One in four women and one in nine men experience violence from their partners in their lifetime. One in five women are survivors of rape. One in three women and one in six men have experienced sexual violence, according to NoMore.org. The list of statistics like these, unfortunately, could go on for some time. Because of this, Congress designated October as Domestic Violence Awareness Month in 1989. In 1994, the Violence Against Women Act was brought into law, which established a fund for social service agencies that support victims of sexual assault and domestic violence.

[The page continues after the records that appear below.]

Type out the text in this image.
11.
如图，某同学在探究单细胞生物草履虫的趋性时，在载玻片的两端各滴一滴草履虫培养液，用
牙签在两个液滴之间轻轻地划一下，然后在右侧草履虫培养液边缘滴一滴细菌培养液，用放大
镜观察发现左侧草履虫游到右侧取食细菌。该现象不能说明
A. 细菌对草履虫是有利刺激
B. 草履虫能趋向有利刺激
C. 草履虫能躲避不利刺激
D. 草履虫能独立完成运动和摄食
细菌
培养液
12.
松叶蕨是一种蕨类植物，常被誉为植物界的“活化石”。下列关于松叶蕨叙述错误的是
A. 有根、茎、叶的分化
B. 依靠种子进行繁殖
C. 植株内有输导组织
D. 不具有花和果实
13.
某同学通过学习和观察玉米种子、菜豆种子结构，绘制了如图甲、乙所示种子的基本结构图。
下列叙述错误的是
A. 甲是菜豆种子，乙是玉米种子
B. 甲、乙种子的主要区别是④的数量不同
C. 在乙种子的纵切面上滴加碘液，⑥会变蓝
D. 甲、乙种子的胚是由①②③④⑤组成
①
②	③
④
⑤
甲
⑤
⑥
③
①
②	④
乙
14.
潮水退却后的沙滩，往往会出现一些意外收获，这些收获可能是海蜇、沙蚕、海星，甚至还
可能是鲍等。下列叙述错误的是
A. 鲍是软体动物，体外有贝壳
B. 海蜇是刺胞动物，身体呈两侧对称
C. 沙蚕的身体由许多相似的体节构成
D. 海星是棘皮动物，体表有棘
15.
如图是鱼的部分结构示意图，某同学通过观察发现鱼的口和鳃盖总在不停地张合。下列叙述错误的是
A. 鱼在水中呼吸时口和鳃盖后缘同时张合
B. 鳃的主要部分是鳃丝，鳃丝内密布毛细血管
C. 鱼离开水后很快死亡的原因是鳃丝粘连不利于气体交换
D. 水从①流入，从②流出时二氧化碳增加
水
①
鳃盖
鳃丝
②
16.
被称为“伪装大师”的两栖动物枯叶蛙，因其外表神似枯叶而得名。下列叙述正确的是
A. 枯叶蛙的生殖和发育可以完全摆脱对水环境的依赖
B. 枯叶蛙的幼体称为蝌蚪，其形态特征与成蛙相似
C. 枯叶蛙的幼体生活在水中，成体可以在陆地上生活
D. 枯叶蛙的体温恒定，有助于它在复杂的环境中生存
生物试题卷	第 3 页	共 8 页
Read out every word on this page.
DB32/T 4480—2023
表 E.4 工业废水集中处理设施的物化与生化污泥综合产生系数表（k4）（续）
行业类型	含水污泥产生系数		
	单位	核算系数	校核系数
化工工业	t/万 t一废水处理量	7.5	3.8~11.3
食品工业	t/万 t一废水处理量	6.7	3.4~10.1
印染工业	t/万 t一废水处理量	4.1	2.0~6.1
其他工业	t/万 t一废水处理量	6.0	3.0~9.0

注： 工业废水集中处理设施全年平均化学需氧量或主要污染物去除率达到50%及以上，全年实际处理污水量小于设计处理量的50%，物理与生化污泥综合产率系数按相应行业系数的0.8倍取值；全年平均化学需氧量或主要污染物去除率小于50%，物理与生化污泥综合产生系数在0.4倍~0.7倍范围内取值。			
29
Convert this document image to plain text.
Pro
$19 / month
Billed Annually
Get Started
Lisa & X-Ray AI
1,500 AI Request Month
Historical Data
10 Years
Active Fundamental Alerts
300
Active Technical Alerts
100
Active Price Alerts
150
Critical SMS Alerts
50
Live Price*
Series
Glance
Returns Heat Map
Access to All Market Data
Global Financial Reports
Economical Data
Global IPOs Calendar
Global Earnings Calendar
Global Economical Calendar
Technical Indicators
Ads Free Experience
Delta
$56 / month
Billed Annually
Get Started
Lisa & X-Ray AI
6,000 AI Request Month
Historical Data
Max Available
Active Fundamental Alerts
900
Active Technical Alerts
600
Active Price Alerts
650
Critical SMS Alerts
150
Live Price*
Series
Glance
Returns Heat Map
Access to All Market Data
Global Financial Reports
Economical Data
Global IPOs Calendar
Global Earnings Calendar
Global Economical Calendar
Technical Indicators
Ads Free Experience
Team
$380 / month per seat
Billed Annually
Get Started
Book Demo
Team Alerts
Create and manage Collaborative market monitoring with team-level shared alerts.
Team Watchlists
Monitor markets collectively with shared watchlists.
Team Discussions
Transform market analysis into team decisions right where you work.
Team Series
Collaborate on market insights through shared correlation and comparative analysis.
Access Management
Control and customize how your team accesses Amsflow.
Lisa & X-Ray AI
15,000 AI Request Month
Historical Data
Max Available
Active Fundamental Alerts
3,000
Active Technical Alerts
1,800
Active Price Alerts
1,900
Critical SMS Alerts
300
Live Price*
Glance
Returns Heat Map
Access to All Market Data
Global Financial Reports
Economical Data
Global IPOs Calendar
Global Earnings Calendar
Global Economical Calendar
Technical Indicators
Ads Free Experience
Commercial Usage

Outside of government, private institutions have taken it upon themselves to form help and advocacy centers to help bring survivors of domestic violence the help and justice they need. The Domestic Violence Awareness Project is a national organization that helps support the “national, tribal, territorial, state and local advocacy networks in their ongoing public education efforts through public awareness, strategies, materials, resources, capacity-building, and technical assistance,” according to their website. The organization helps run campaigns to change public opinion and belief systems that support or propagate violence and abuse, as well as hosts events, trainings and workshops.
NO MORE is another global organization comprised of nonprofits, corporations, government agencies, media, schools and individuals. They work to end domestic violence and sexual assault through media campaigns, community engagement, grassroots activism and fundraising, outreach and more.
These organizations serve as stepping stones for large cultural change, and are leading the nation, and hopefully the world, down the path of understanding and bringing an end to domestic violence.
Maine is not exempt from domestic violence. In order to combat this, Maine has many laws surrounding domestic violence, threatening, terrorizing, stalking and assault. Penalties can result in jail time between one and five years, and fines between $2,000 and $5,000. However, despite these laws to protect victims, Maine citizens are still in danger of experiencing domestic violence.
In 2017, half of Maine’s homicides were domestic violence related. Nine deaths, including the deaths of a seven-week-old baby and a four-year-old child, were classified as domestic violence homicides, according to the Bangor Daily News. Another BDN article written in 2016 states: “despite having one of the lowest violent crime rates in the country, domestic abuse accounts for a large proportion of violence in our state. The rates of domestic violence assault and domestic homicide are higher in Maine communities than in the rest of the country.”
It is important to also consider college campuses as locations where domestic assault exists. According to an article published by the Healing Abuse Working for Change (HAWC) organization, “college-aged women have the highest per-capita rate of intimate partner violence.” The article also goes on to state that 21 percent of college students report having experienced dating violence by a current partner and 32 percent report having experienced dating violence by an ex-partner– and these are only the statistics of those who report. The sense of college campus community can often prevent students from reporting for fear of repercussions from friend groups or social media communities. Beyond that, 70 percent of young victims may not even realize they are being abused.
Domestic and sexual assault can be more prevalent on campuses than we care to admit. However, there are centers and organizations right here in the Orono area or on the University of Maine campus to help those in need. According to breakthecycle.org, 58 percent of college students do not know what to do to help someone who is a victim of domestic violence, and 28 percent don’t know how to find help for themselves.
UMaine’s Counseling Center is a confidential resource center on campus, with experienced staff ready to provide services and programs in professional and relaxed settings. The Counseling Center is open Monday through Friday from 8 a.m. to noon and 1-4:30 p.m., and can be reached by phone at 207-581-1392.
The Office of Sexual Assault and Violence Prevention is another UMaine resource for those who may be concerned about themselves or their friends being involved in domestic or sexual abuse. This office provides support, resources and referrals, and can help answer questions and concerns. They can be found in the Memorial Union, or at 207-581-1406.
Domestic violence and sexual assault are not light topics. They occur every day all around us, and the UMaine community should understand the responsibility of educating themselves to be ready to help those who may be in need, including themselves. Take this October as a time to start working towards a safer community for all.